Le billet du lundi : Aloha Hawaii

Portons notre regard de la semaine sur les petites îles de Hawaii, sur lesquelles s’est penché le cabinet d’expertise indépendant Rhodium Group. Hawaii fut longtemps connu pour souffrir des prix d’électricité les plus hauts et les plus instables des Etats-Unis, jusqu’à des prix plus de 260% plus chers que dans le reste du territoire fédéral, les péréquations tarifaires alignant les prix des zones non interconnectées sur les prix métropolitains étant appliquées en France mais pas aux Etats-Unis.

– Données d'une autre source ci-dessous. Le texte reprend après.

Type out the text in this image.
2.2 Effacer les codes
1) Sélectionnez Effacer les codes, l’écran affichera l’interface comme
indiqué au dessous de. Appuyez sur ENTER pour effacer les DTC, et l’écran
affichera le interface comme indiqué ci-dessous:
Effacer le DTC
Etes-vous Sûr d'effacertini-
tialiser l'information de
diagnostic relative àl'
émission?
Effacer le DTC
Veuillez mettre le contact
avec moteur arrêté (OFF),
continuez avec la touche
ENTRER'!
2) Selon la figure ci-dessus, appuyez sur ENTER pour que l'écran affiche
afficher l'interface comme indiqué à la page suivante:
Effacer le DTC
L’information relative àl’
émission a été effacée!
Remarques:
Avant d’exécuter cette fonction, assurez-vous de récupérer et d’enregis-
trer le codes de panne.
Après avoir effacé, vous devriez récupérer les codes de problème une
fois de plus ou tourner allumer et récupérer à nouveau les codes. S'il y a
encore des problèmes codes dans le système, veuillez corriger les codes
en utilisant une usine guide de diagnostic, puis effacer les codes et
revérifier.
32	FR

En 2008, l’Etat de Hawaii et le Ministère américain de l’énergie (Department of Energy-DOE) concluaient un accord (Hawaii Clean Energy Initiative) pour engager de manière irréversible le système électrique vers la production renouvelable. De 6% en 2008, cette production est passée aujourd’hui à 25%. Depuis une loi de l’Etat de Hawaii de 2015, l’objectif est de 100% pour 2045.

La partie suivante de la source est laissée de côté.